Presented at Black Hat USA 2019, Aug. 7, 2019, 9 a.m. (60 minutes).

As software is eating the world, every company is becoming a software company. This doesn’t mean that every company is shipping software products, it means that services and products in every field are becoming increasingly driven, powered, and differentiated by software. Let’s explore what that will do to how cybersecurity is practiced in enterprises of all types.

Peter Drucker famously said that “Culture eats strategy for breakfast.” There have been two large cultural shifts in software engineering over the last 20 years that created the successful strategies behind how software is eating the world. First, there was Agile (2001). In response to the inefficiencies of classic “waterfall” software development, Agile focused on breaking down the barriers between software requirements, development, and testing by having software development teams own their roadmaps as well as their quality. Separate product management organizations evolved into product owners working directly with the software team. Similarly, separate quality assurance organizations evolved into a focus on building quality into the software development process.
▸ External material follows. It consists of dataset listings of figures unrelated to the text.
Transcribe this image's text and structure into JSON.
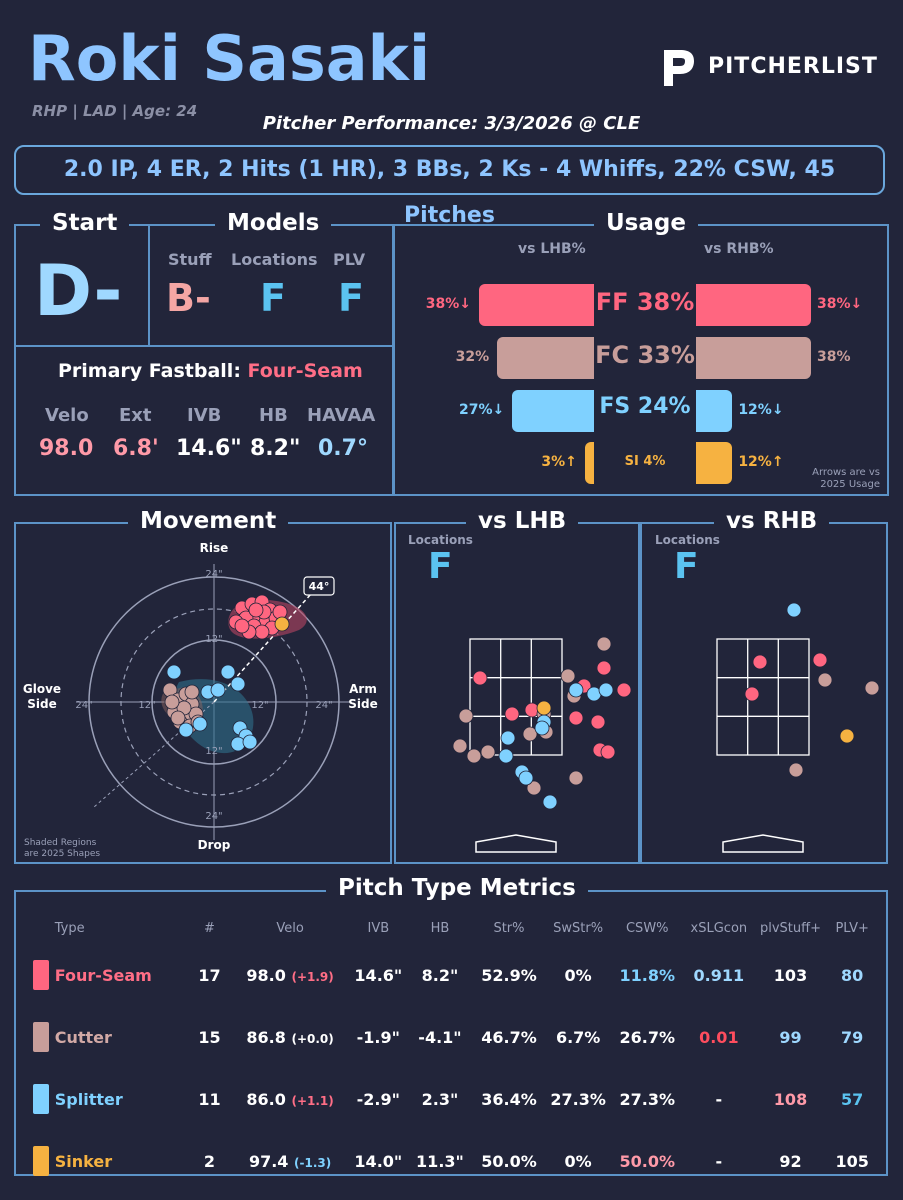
{
  "header": {
    "name": "Roki Sasaki",
    "info": "RHP | LAD | Age: 24",
    "performance": "Pitcher Performance: 3/3/2026 @ CLE",
    "brand": "PITCHERLIST",
    "summary": "2.0 IP, 4 ER, 2 Hits (1 HR), 3 BBs, 2 Ks - 4 Whiffs, 22% CSW, 45 Pitches"
  },
  "start": {
    "title": "Start",
    "grade": "D-"
  },
  "models": {
    "title": "Models",
    "items": [
      {
        "label": "Stuff",
        "grade": "B-"
      },
      {
        "label": "Locations",
        "grade": "F"
      },
      {
        "label": "PLV",
        "grade": "F"
      }
    ]
  },
  "primary": {
    "label": "Primary Fastball:",
    "pitch": "Four-Seam",
    "stats": [
      {
        "label": "Velo",
        "value": "98.0"
      },
      {
        "label": "Ext",
        "value": "6.8'"
      },
      {
        "label": "IVB",
        "value": "14.6\""
      },
      {
        "label": "HB",
        "value": "8.2\""
      },
      {
        "label": "HAVAA",
        "value": "0.7°"
      }
    ]
  },
  "usage": {
    "title": "Usage",
    "lhb_header": "vs LHB%",
    "rhb_header": "vs RHB%",
    "note_line1": "Arrows are vs",
    "note_line2": "2025 Usage",
    "rows": [
      {
        "pitch": "FF 38%",
        "lhb_label": "38%↓",
        "rhb_label": "38%↓",
        "lhb": 38,
        "rhb": 38,
        "color": "#ff6680"
      },
      {
        "pitch": "FC 33%",
        "lhb_label": "32%",
        "rhb_label": "38%",
        "lhb": 32,
        "rhb": 38,
        "color": "#c89e9a"
      },
      {
        "pitch": "FS 24%",
        "lhb_label": "27%↓",
        "rhb_label": "12%↓",
        "lhb": 27,
        "rhb": 12,
        "color": "#7fd1ff"
      },
      {
        "pitch": "SI 4%",
        "lhb_label": "3%↑",
        "rhb_label": "12%↑",
        "lhb": 3,
        "rhb": 12,
        "color": "#f6b241"
      }
    ]
  },
  "movement": {
    "title": "Movement",
    "rise": "Rise",
    "drop": "Drop",
    "glove_line1": "Glove",
    "glove_line2": "Side",
    "arm_line1": "Arm",
    "arm_line2": "Side",
    "arm_angle": "44°",
    "ring_labels": [
      "24\"",
      "12\"",
      "12\"",
      "24\"",
      "24\"",
      "12\"",
      "12\"",
      "24\""
    ],
    "note_line1": "Shaded Regions",
    "note_line2": "are 2025 Shapes"
  },
  "vs_lhb": {
    "title": "vs LHB",
    "label": "Locations",
    "grade": "F"
  },
  "vs_rhb": {
    "title": "vs RHB",
    "label": "Locations",
    "grade": "F"
  },
  "metrics": {
    "title": "Pitch Type Metrics",
    "headers": [
      "Type",
      "#",
      "Velo",
      "IVB",
      "HB",
      "Str%",
      "SwStr%",
      "CSW%",
      "xSLGcon",
      "plvStuff+",
      "PLV+"
    ],
    "rows": [
      {
        "type": "Four-Seam",
        "color": "#ff6680",
        "n": "17",
        "velo": "98.0",
        "diff": "(+1.9)",
        "ivb": "14.6\"",
        "hb": "8.2\"",
        "str": "52.9%",
        "swstr": "0%",
        "csw": "11.8%",
        "xslg": "0.911",
        "stuff": "103",
        "plv": "80"
      },
      {
        "type": "Cutter",
        "color": "#c89e9a",
        "n": "15",
        "velo": "86.8",
        "diff": "(+0.0)",
        "ivb": "-1.9\"",
        "hb": "-4.1\"",
        "str": "46.7%",
        "swstr": "6.7%",
        "csw": "26.7%",
        "xslg": "0.01",
        "stuff": "99",
        "plv": "79"
      },
      {
        "type": "Splitter",
        "color": "#7fd1ff",
        "n": "11",
        "velo": "86.0",
        "diff": "(+1.1)",
        "ivb": "-2.9\"",
        "hb": "2.3\"",
        "str": "36.4%",
        "swstr": "27.3%",
        "csw": "27.3%",
        "xslg": "-",
        "stuff": "108",
        "plv": "57"
      },
      {
        "type": "Sinker",
        "color": "#f6b241",
        "n": "2",
        "velo": "97.4",
        "diff": "(-1.3)",
        "ivb": "14.0\"",
        "hb": "11.3\"",
        "str": "50.0%",
        "swstr": "0%",
        "csw": "50.0%",
        "xslg": "-",
        "stuff": "92",
        "plv": "105"
      }
    ]
  }
}
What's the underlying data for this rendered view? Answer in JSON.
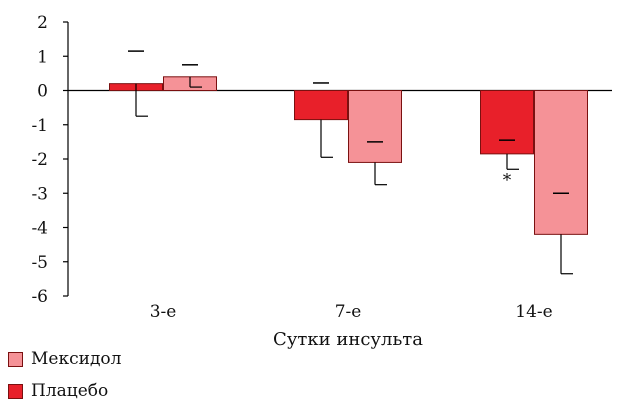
{
  "chart_data": {
    "type": "bar",
    "categories": [
      "3-е",
      "7-е",
      "14-е"
    ],
    "xlabel": "Сутки инсульта",
    "ylabel": "",
    "ylim": [
      -6,
      2
    ],
    "yticks": [
      2,
      1,
      0,
      -1,
      -2,
      -3,
      -4,
      -5,
      -6
    ],
    "legend_placement": "bottom-left",
    "grid": false,
    "series": [
      {
        "name": "Плацебо",
        "color": "#e8202a",
        "values": [
          0.2,
          -0.85,
          -1.85
        ],
        "error_low": [
          -0.75,
          -1.95,
          -2.3
        ],
        "markers": [
          1.15,
          0.22,
          -1.45
        ]
      },
      {
        "name": "Мексидол",
        "color": "#f59297",
        "values": [
          0.4,
          -2.1,
          -4.2
        ],
        "error_low": [
          0.1,
          -2.75,
          -5.35
        ],
        "markers": [
          0.75,
          -1.5,
          -3.0
        ]
      }
    ],
    "annotations": [
      {
        "category": "14-е",
        "series": "Плацебо",
        "text": "*"
      }
    ]
  },
  "legend": {
    "items": [
      {
        "label": "Мексидол",
        "color": "#f59297"
      },
      {
        "label": "Плацебо",
        "color": "#e8202a"
      }
    ]
  }
}
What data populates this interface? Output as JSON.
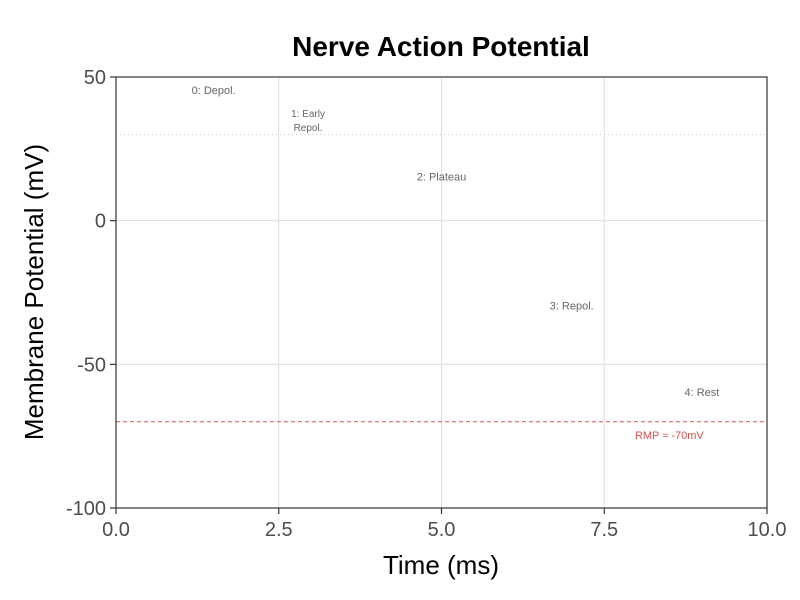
{
  "chart_data": {
    "type": "line",
    "title": "Nerve Action Potential",
    "xlabel": "Time (ms)",
    "ylabel": "Membrane Potential (mV)",
    "xlim": [
      0,
      10
    ],
    "ylim": [
      -100,
      50
    ],
    "x_ticks": [
      0,
      2.5,
      5,
      7.5,
      10
    ],
    "x_tick_labels": [
      "0.0",
      "2.5",
      "5.0",
      "7.5",
      "10.0"
    ],
    "y_ticks": [
      -100,
      -50,
      0,
      50
    ],
    "y_tick_labels": [
      "-100",
      "-50",
      "0",
      "50"
    ],
    "grid": true,
    "series": [],
    "reference_lines": [
      {
        "y": -70,
        "style": "dashed",
        "color": "#d9534f"
      },
      {
        "y": 30,
        "style": "dotted",
        "color": "#cccccc"
      }
    ],
    "annotations": [
      {
        "x": 1.5,
        "y": 44,
        "lines": [
          "0: Depol."
        ]
      },
      {
        "x": 2.95,
        "y": 36,
        "lines": [
          "1: Early",
          "Repol."
        ]
      },
      {
        "x": 5.0,
        "y": 14,
        "lines": [
          "2: Plateau"
        ]
      },
      {
        "x": 7.0,
        "y": -31,
        "lines": [
          "3: Repol."
        ]
      },
      {
        "x": 9.0,
        "y": -61,
        "lines": [
          "4: Rest"
        ]
      },
      {
        "x": 8.5,
        "y": -76,
        "lines": [
          "RMP ≈ -70mV"
        ],
        "color": "#d9534f"
      }
    ]
  }
}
This should remind us of how we talk about needing to build security in, but most importantly, this change was effected by software teams themselves vs. forced onto them by a separate security organization. There is a lesson to be learned there.

Next came DevOps (2009), which brought the agile mindset to server operations. Software teams now began to own their deployment and their uptime. Treating software teams as the end-user and customer has driven the replacement of traditional ops with the cloud and replacing the traditional stack with serverless models. Ops teams evolved into software teams that provide platforms, tools, and self-service infrastructure to internal teams. They provide value by increasing internal teams’ productivity while reducing costs to the entire organization through economies of scale and other efficiencies. When a cross-functional team owns their features, their quality, their deployment, and their uptime, they fully own their end-to-end value stream. Next, they will evolve to also own their own risks and fully own their end-to-end impact.

There are two big shifts involved as teams begin to own their end-to-end impact: software teams need to own their own security now and security teams need to become full-stack software teams. Just as separate product management and quality assurance organizations diffused into cross-functional software teams, security must now do the same. At his re:Invent 2018 Keynote, Amazon’s CTO Werner Vogels proclaimed that “security is everyone’s job now, not just the security team’s.” But if security is every teams’ job, what is the security team’s job? Just like how classic ops teams became internal infrastructure software teams, security teams will become internal security software teams that deliver value to internal teams through self-service platforms and tools. Security teams that adopt this approach will reduce the risk to the organization the most while also minimizing impact to overall productivity. In this talk, we’ll explore how this is already being done across high-performing companies and how to foster this security transformation at yours.


Presenters:

  • Dino Dai Zovi - Mobile Security Lead, Square
    Dino Dai Zovi is the Mobile Security Lead at Square. He has been working in information security for over 15 years with experience in red teaming, penetration testing, software security, information security management, and cybersecurity R&D. Dino is also a regular speaker at information security conferences having presented his independent research on memory corruption exploitation techniques, 802.11 wireless client attacks, and Intel VT-x virtualization rootkits at conferences around the world including Black Hat, RSA, DEFCON, and CanSecWest. He is a co-author of the books "The iOS Hacker's Handbook" (Wiley, 2012), "The Mac Hacker's Handbook" (Wiley, 2009) and "The Art of Software Security Testing" (Addison-Wesley, 2006). In 2008, eWEEK named him one of the 15 Most Influential People in Security. He is best known in the information security and Mac communities for winning the first PWN2OWN contest at CanSecWest 2007.